フル規格化を求める新幹線長崎ルート沿線市町議員らによる勉強会。今村雅弘衆院議員が県負担額に関する独自の試算などを示した=佐賀市川原町の佐賀県護国神社

 九州新幹線長崎ルートを巡り、全線フル規格化を求める沿線市町の議員らでつくる団体の勉強会が16日、佐賀市であった。講師の今村雅弘衆院議員(比例九州)は「(フル規格化の)佐賀県の試算はJR九州からの貸付料を勘案していない」とし、県が1千億円を超えるとしている負担額が半減するとの見解を示した。=写真

 今村氏は、全線フル規格ならJR九州の収支改善効果が年間88億円とした国土交通省試算を踏まえ、年間の貸付料を50億円、工事費を6千億円とした場合、最大限交付税措置されれば県の実質負担額が約550億円となるという自らの試算を紹介した。

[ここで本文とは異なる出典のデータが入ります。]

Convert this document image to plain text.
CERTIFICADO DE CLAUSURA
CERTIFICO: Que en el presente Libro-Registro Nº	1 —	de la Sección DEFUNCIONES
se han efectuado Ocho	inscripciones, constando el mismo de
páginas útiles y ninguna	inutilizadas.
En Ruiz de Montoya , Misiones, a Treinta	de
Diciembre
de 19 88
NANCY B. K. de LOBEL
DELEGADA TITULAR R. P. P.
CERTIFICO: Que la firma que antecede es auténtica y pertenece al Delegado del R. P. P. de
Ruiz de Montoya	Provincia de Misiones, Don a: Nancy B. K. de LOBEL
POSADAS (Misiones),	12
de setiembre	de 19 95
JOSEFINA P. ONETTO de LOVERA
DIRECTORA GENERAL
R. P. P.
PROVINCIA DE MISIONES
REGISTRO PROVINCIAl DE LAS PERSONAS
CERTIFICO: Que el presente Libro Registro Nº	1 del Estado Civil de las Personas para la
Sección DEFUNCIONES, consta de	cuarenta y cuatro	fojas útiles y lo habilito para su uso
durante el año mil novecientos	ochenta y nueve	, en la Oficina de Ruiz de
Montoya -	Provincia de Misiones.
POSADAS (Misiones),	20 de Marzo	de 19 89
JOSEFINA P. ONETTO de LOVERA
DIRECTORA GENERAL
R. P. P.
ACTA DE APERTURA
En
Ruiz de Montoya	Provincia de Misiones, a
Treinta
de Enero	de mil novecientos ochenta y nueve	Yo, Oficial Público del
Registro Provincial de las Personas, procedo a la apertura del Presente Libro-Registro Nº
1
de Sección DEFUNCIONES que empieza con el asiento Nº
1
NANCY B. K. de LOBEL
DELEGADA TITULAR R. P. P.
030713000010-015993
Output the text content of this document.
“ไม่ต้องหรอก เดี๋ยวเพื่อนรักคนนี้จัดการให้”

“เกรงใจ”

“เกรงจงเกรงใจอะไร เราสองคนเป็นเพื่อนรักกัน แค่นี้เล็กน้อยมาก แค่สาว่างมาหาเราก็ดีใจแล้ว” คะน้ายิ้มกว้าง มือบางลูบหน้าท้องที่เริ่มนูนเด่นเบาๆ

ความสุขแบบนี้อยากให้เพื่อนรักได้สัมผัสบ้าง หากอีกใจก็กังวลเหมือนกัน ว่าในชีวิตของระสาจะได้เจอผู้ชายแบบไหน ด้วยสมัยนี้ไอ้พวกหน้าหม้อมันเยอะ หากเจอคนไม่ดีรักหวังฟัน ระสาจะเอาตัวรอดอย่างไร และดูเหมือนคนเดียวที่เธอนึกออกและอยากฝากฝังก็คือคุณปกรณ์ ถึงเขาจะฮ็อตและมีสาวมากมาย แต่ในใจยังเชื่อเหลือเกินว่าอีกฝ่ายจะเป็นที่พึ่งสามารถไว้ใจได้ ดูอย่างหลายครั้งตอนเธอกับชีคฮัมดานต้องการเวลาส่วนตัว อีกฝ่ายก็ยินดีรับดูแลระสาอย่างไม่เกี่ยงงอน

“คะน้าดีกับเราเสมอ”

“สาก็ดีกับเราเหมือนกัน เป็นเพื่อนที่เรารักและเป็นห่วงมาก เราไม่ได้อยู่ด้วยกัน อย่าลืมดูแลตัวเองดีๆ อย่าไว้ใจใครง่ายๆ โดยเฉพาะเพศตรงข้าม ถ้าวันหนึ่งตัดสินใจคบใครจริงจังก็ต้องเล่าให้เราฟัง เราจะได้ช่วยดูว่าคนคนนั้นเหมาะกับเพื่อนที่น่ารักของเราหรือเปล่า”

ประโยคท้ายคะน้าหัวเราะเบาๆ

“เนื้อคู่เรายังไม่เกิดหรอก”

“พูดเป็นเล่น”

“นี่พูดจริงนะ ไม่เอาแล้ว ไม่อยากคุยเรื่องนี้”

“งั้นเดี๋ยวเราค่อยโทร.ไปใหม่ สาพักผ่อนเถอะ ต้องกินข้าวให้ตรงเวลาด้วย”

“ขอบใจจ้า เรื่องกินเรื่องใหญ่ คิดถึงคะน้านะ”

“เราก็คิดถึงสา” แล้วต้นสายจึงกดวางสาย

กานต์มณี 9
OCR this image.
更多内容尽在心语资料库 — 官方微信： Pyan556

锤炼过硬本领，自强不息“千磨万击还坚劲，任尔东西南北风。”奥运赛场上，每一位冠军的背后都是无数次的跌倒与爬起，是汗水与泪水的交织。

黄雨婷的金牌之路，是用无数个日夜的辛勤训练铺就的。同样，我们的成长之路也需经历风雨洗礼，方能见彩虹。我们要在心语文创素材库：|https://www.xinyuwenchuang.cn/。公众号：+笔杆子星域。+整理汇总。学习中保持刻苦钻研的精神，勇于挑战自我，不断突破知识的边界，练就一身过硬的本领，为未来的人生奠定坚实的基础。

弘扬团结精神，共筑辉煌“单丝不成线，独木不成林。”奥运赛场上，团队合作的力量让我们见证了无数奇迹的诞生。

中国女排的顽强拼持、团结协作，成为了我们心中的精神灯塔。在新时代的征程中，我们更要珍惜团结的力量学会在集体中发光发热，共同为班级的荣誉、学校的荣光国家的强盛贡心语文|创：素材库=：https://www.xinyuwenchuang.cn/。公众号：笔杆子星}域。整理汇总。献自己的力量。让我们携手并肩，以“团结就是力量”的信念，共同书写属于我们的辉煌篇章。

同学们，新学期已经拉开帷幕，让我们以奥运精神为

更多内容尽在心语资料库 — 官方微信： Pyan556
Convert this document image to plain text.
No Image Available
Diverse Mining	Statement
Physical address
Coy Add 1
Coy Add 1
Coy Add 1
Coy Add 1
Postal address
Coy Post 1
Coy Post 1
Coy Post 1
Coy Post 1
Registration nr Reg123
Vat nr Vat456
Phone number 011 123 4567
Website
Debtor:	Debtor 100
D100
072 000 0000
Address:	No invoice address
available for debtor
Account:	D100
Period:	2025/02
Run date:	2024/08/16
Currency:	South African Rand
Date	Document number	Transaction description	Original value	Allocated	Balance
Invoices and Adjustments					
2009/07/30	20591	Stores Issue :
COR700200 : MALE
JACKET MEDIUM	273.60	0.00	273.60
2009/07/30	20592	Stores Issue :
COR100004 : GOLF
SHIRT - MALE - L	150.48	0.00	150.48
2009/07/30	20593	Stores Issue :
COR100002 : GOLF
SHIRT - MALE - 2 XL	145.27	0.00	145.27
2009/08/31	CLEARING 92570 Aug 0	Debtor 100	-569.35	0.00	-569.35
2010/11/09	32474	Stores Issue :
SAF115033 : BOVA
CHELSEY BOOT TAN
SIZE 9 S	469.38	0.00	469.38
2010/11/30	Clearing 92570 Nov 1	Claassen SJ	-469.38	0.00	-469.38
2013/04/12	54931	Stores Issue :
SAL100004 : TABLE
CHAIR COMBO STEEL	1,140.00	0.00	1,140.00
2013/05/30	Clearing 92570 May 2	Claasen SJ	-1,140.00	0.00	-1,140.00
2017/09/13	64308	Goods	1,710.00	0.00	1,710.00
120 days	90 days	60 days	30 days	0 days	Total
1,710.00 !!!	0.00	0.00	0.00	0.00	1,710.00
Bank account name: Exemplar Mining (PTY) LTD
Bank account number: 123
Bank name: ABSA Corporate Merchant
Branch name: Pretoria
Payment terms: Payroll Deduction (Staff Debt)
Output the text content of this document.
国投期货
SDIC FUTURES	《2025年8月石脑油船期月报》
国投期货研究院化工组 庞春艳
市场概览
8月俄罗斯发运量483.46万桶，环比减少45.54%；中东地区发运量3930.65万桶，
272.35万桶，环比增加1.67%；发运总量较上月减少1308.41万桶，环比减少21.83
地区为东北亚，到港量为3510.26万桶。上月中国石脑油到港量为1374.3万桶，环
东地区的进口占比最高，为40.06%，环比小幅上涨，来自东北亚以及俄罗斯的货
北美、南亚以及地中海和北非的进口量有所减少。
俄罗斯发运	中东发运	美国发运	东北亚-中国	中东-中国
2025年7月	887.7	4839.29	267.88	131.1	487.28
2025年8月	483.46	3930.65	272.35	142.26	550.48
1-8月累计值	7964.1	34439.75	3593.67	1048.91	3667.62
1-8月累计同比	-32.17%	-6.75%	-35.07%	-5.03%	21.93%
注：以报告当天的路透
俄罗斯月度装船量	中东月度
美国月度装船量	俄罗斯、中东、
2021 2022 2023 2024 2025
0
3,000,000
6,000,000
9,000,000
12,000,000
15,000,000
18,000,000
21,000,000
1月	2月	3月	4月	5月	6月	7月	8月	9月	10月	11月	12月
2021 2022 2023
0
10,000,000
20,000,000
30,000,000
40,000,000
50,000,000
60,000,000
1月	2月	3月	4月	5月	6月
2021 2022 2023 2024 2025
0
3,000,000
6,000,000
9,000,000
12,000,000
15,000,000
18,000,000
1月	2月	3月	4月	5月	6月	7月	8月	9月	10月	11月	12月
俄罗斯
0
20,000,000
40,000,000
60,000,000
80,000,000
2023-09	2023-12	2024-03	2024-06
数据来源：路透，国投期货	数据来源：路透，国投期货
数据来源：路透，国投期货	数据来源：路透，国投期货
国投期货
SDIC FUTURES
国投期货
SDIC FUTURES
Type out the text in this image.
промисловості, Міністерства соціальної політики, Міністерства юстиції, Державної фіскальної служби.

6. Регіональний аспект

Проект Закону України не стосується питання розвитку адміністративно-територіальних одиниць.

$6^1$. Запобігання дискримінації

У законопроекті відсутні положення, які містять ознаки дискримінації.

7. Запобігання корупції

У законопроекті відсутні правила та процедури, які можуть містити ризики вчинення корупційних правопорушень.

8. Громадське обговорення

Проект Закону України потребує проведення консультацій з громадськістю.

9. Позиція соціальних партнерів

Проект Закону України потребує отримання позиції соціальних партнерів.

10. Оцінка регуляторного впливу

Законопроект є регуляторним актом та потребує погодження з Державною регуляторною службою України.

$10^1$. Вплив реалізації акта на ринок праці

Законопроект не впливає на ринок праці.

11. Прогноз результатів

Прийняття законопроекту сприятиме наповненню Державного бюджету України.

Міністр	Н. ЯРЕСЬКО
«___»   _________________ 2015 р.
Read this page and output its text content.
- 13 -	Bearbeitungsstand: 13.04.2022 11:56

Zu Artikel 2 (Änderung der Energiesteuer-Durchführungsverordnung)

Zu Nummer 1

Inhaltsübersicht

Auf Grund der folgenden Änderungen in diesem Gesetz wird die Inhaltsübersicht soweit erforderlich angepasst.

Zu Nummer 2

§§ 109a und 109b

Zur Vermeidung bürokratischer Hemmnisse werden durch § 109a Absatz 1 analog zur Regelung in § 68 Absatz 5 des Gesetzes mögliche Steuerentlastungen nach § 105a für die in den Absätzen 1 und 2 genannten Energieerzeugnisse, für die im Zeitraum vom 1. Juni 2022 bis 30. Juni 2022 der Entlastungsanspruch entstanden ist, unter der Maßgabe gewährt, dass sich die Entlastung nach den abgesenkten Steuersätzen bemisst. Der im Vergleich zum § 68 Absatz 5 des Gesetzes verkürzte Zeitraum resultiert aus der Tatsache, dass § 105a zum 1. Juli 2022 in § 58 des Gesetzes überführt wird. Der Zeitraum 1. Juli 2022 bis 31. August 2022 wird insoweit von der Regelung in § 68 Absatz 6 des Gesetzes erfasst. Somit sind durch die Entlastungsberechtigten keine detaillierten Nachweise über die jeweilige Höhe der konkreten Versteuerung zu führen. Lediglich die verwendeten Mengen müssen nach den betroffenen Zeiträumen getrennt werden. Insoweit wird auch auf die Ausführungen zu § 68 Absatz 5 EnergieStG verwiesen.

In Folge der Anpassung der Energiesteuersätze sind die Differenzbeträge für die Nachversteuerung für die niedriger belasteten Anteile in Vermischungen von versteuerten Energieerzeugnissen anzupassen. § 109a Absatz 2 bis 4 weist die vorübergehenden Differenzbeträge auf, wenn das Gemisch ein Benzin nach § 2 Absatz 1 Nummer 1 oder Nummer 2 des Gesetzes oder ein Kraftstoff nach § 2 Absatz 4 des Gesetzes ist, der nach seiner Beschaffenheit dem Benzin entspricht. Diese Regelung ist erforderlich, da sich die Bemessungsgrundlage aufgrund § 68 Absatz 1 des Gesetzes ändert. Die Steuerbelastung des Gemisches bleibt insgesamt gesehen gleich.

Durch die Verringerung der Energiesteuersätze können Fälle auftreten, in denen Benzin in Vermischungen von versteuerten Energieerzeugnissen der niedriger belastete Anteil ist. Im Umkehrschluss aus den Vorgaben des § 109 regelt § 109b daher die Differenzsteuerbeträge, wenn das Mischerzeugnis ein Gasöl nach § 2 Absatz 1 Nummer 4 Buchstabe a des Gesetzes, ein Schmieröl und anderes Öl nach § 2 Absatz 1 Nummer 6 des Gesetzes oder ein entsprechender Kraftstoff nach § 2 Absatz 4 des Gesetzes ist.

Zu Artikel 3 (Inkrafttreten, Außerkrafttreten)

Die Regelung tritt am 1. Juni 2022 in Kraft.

 今後は北陸新幹線など他の新幹線の予算増も見込まれ「今とっかかりを作ってエントリーしておかないと」と予算確保へ危機感を示し、「正確な情報をもとにした議論が必要だ」と強調した。

 勉強会は市町議員でつくる「フル規格化に向けての世話人会」が開き、各市町議員のほか、嬉野市長と吉野ヶ里町長を含む約40人が出席した。